Świat dawno nie widział takiego fenomenu jak Pokemon Go. Ludzie masowo wychodzą na ulicę, żeby zapolować na stworki, kryjące się na każdej ulicy. Problem z tym, że trenerzy często w poszukiwaniu Pokemonów lub w przypadku korzystania z PokeStopów często łamią prawo wchodząc przykładowo do cudzych ogródków. I tak też było w przypadku dwóch nastolatków z Florydy. Tym razem jednak było o włos od tragedii.
W Palm Coast na Florydzie jednego z mieszkańców obudziły dziwne odgłosy. Zobaczył on zaparkowany samochód stojący przed domem. Myślał, że to włamywacze, więc chwycił za broń. Kiedy podchodził do zaparkowanego samochodu, miał usłyszeć: „Czy zdobyłeś cokolwiek?”. Stwierdził więc, że próbowano go okraść. Kazał kierowcy i pasażerowi wysiąść z wozu. Ci jednak dodali gazu i zaczęli odjeżdżać. Mieszkaniec Palm Coast zaczął więc strzelać.

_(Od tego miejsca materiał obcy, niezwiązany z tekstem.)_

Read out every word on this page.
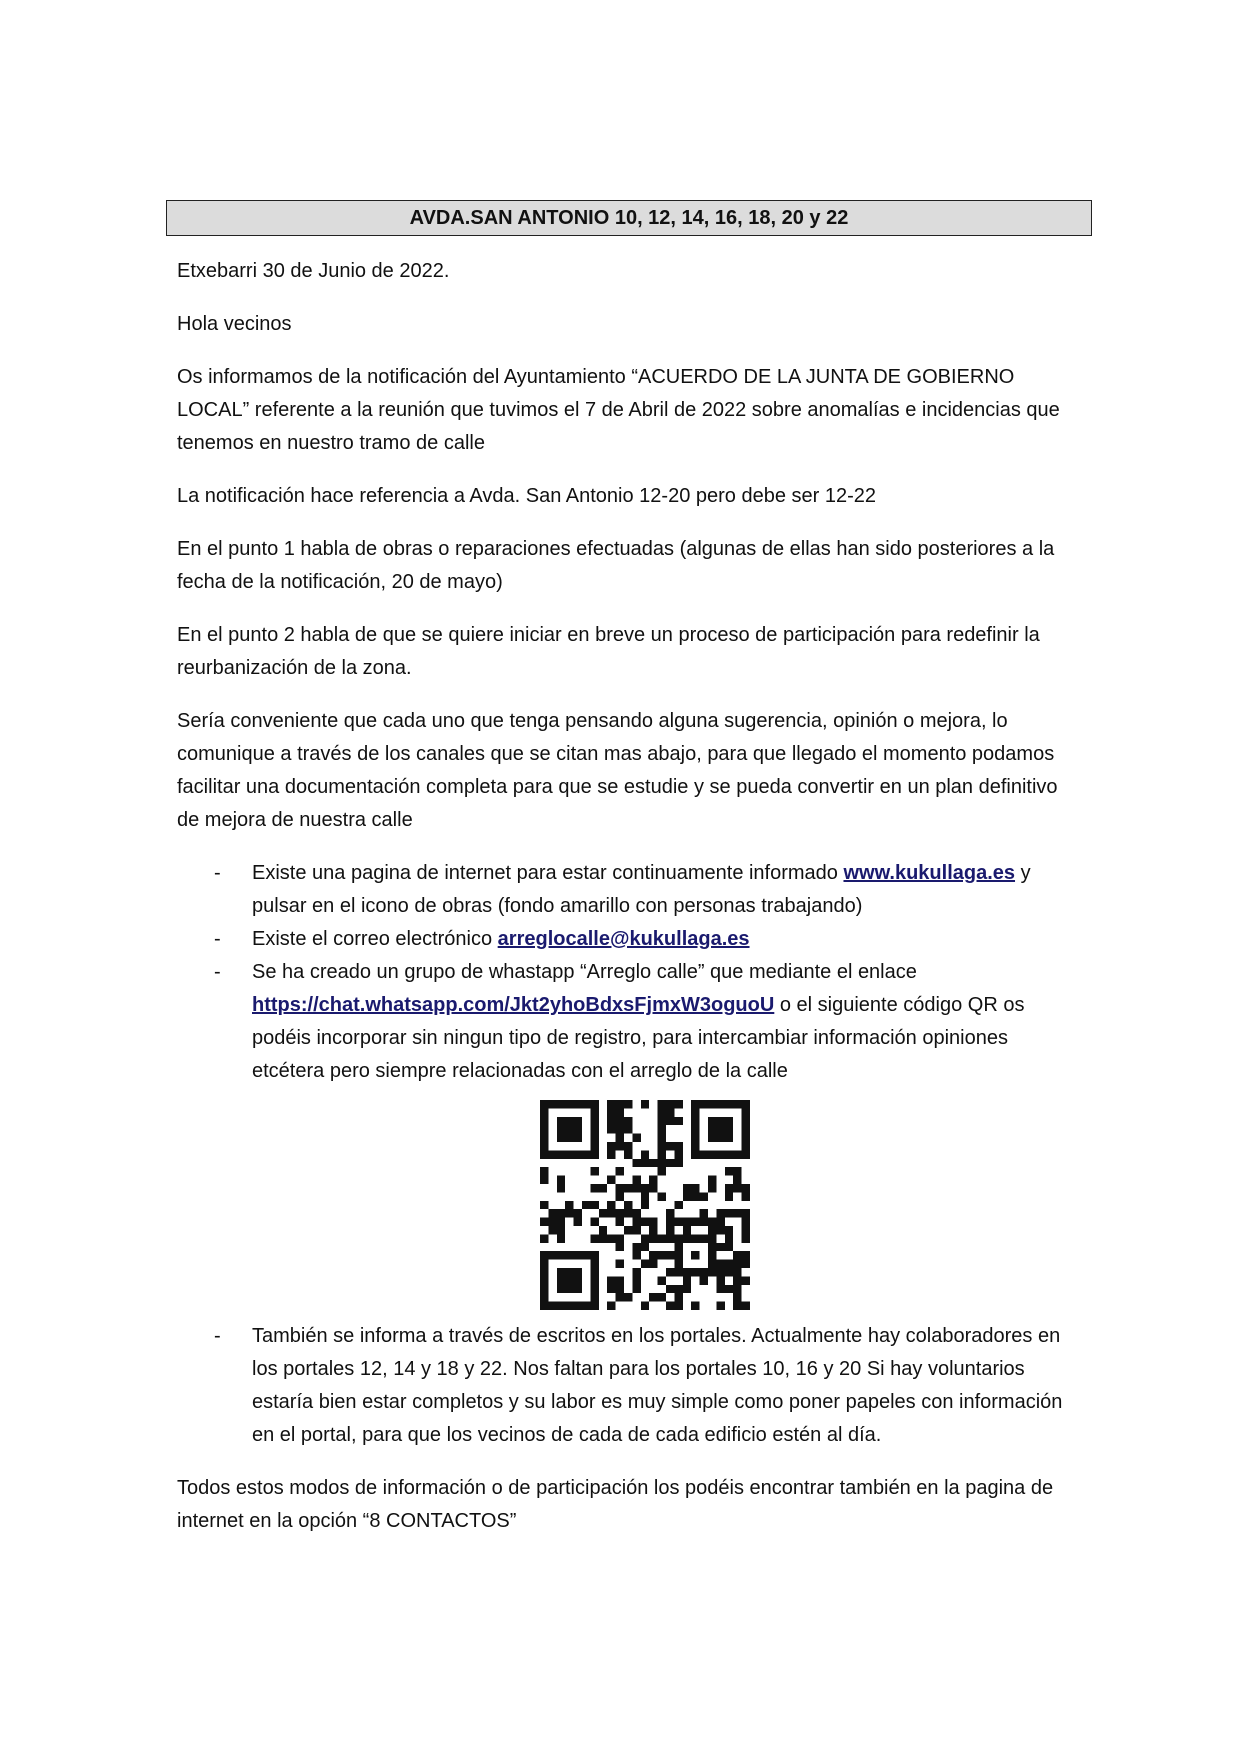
AVDA.SAN ANTONIO 10, 12, 14, 16, 18, 20 y 22

Etxebarri 30 de Junio de 2022.

Hola vecinos

Os informamos de la notificación del Ayuntamiento “ACUERDO DE LA JUNTA DE GOBIERNO LOCAL” referente a la reunión que tuvimos el 7 de Abril de 2022 sobre anomalías e incidencias que tenemos en nuestro tramo de calle

La notificación hace referencia a Avda. San Antonio 12-20 pero debe ser 12-22

En el punto 1 habla de obras o reparaciones efectuadas (algunas de ellas han sido posteriores a la fecha de la notificación, 20 de mayo)

En el punto 2 habla de que se quiere iniciar en breve un proceso de participación para redefinir la reurbanización de la zona.

Sería conveniente que cada uno que tenga pensando alguna sugerencia, opinión o mejora, lo comunique a través de los canales que se citan mas abajo, para que llegado el momento podamos facilitar una documentación completa para que se estudie y se pueda convertir en un plan definitivo de mejora de nuestra calle

- Existe una pagina de internet para estar continuamente informado www.kukullaga.es y pulsar en el icono de obras (fondo amarillo con personas trabajando)
- Existe el correo electrónico arreglocalle@kukullaga.es
- Se ha creado un grupo de whastapp “Arreglo calle” que mediante el enlace https://chat.whatsapp.com/Jkt2yhoBdxsFjmxW3oguoU o el siguiente código QR os podéis incorporar sin ningun tipo de registro, para intercambiar información opiniones etcétera pero siempre relacionadas con el arreglo de la calle
- También se informa a través de escritos en los portales. Actualmente hay colaboradores en los portales 12, 14 y 18 y 22. Nos faltan para los portales 10, 16 y 20 Si hay voluntarios estaría bien estar completos y su labor es muy simple como poner papeles con información en el portal, para que los vecinos de cada de cada edificio estén al día.

Todos estos modos de información o de participación los podéis encontrar también en la pagina de internet en la opción “8 CONTACTOS”
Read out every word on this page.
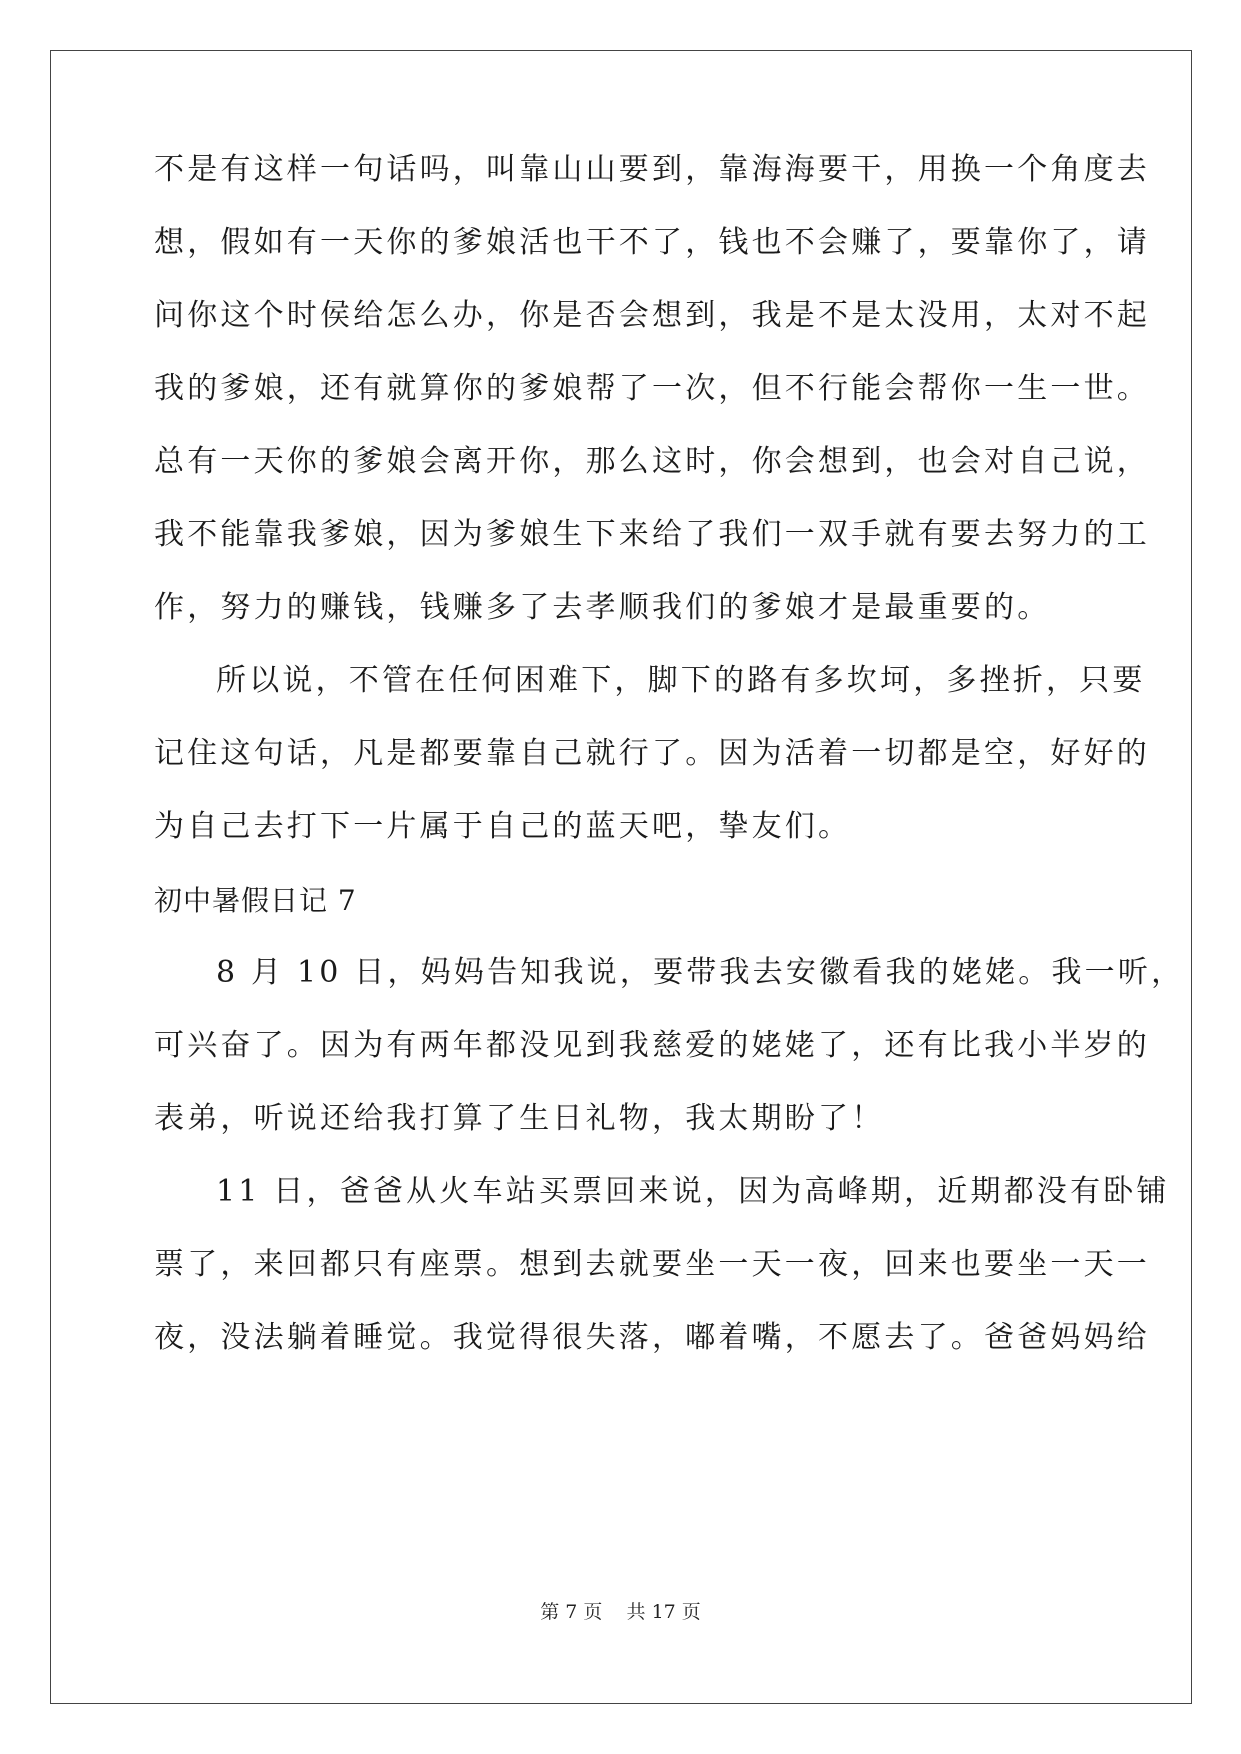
不是有这样一句话吗，叫靠山山要到，靠海海要干，用换一个角度去
想，假如有一天你的爹娘活也干不了，钱也不会赚了，要靠你了，请
问你这个时侯给怎么办，你是否会想到，我是不是太没用，太对不起
我的爹娘，还有就算你的爹娘帮了一次，但不行能会帮你一生一世。
总有一天你的爹娘会离开你，那么这时，你会想到，也会对自己说，
我不能靠我爹娘，因为爹娘生下来给了我们一双手就有要去努力的工
作，努力的赚钱，钱赚多了去孝顺我们的爹娘才是最重要的。
所以说，不管在任何困难下，脚下的路有多坎坷，多挫折，只要
记住这句话，凡是都要靠自己就行了。因为活着一切都是空，好好的
为自己去打下一片属于自己的蓝天吧，挚友们。
初中暑假日记 7
8 月 10 日，妈妈告知我说，要带我去安徽看我的姥姥。我一听，
可兴奋了。因为有两年都没见到我慈爱的姥姥了，还有比我小半岁的
表弟，听说还给我打算了生日礼物，我太期盼了！
11 日，爸爸从火车站买票回来说，因为高峰期，近期都没有卧铺
票了，来回都只有座票。想到去就要坐一天一夜，回来也要坐一天一
夜，没法躺着睡觉。我觉得很失落，嘟着嘴，不愿去了。爸爸妈妈给
第 7 页    共 17 页
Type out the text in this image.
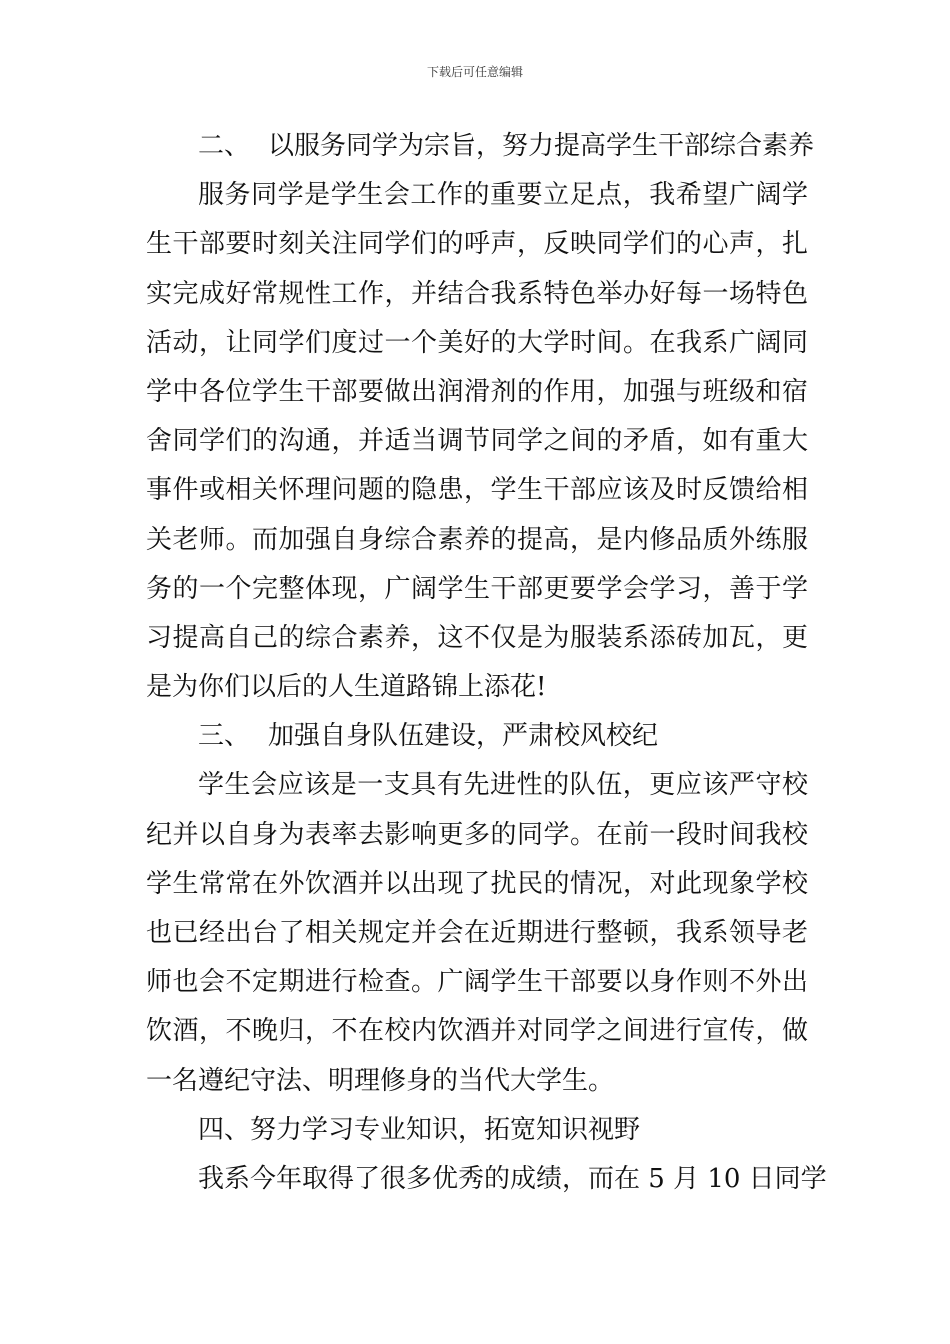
下载后可任意编辑
二、 以服务同学为宗旨，努力提高学生干部综合素养
服务同学是学生会工作的重要立足点，我希望广阔学
生干部要时刻关注同学们的呼声，反映同学们的心声，扎
实完成好常规性工作，并结合我系特色举办好每一场特色
活动，让同学们度过一个美好的大学时间。在我系广阔同
学中各位学生干部要做出润滑剂的作用，加强与班级和宿
舍同学们的沟通，并适当调节同学之间的矛盾，如有重大
事件或相关怀理问题的隐患，学生干部应该及时反馈给相
关老师。而加强自身综合素养的提高，是内修品质外练服
务的一个完整体现，广阔学生干部更要学会学习，善于学
习提高自己的综合素养，这不仅是为服装系添砖加瓦，更
是为你们以后的人生道路锦上添花!
三、 加强自身队伍建设，严肃校风校纪
学生会应该是一支具有先进性的队伍，更应该严守校
纪并以自身为表率去影响更多的同学。在前一段时间我校
学生常常在外饮酒并以出现了扰民的情况，对此现象学校
也已经出台了相关规定并会在近期进行整顿，我系领导老
师也会不定期进行检查。广阔学生干部要以身作则不外出
饮酒，不晚归，不在校内饮酒并对同学之间进行宣传，做
一名遵纪守法、明理修身的当代大学生。
四、努力学习专业知识，拓宽知识视野
我系今年取得了很多优秀的成绩，而在 5 月 10 日同学
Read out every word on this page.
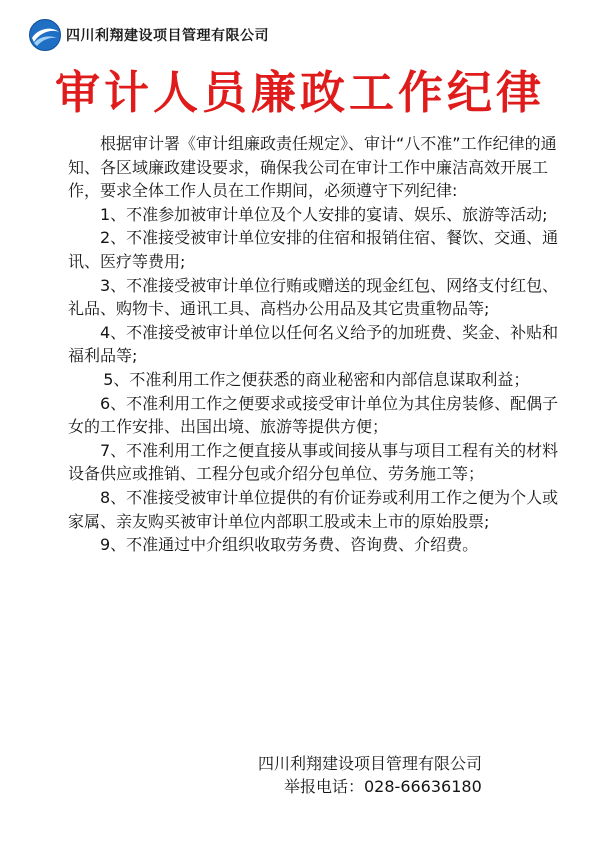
四川利翔建设项目管理有限公司
审计人员廉政工作纪律

根据审计署《审计组廉政责任规定》、审计“八不准”工作纪律的通知、各区域廉政建设要求，确保我公司在审计工作中廉洁高效开展工作，要求全体工作人员在工作期间，必须遵守下列纪律:

1、不准参加被审计单位及个人安排的宴请、娱乐、旅游等活动;

2、不准接受被审计单位安排的住宿和报销住宿、餐饮、交通、通讯、医疗等费用;

3、不准接受被审计单位行贿或赠送的现金红包、网络支付红包、礼品、购物卡、通讯工具、高档办公用品及其它贵重物品等;

4、不准接受被审计单位以任何名义给予的加班费、奖金、补贴和福利品等;

5、不准利用工作之便获悉的商业秘密和内部信息谋取利益；

6、不准利用工作之便要求或接受审计单位为其住房装修、配偶子女的工作安排、出国出境、旅游等提供方便；

7、不准利用工作之便直接从事或间接从事与项目工程有关的材料设备供应或推销、工程分包或介绍分包单位、劳务施工等；

8、不准接受被审计单位提供的有价证券或利用工作之便为个人或家属、亲友购买被审计单位内部职工股或未上市的原始股票;

9、不准通过中介组织收取劳务费、咨询费、介绍费。

四川利翔建设项目管理有限公司

举报电话：028-66636180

Następnego dnia lokalna policja otrzymała zgłoszenie od rodziców nastolatków. Okazało się, że w ich samochodzie są dziury po kulach. Podczas badania sprawy wyszło na jaw, że 19-letni chłopak i jego 16-letnia koleżanka szukali Pokemonów. Kiedy właściciel domu wyszedł z domu zwyczajnie zaczęli uciekać. Myśleli jednak, że chce ich tylko wystraszyć strzałami. Początkowo nie zauważyli dziur po kulach. Później jednak stało się jasne – byli od włos od tragedii. Dlatego też przypominamy kolejny raz – łapcie Pokemony z głową.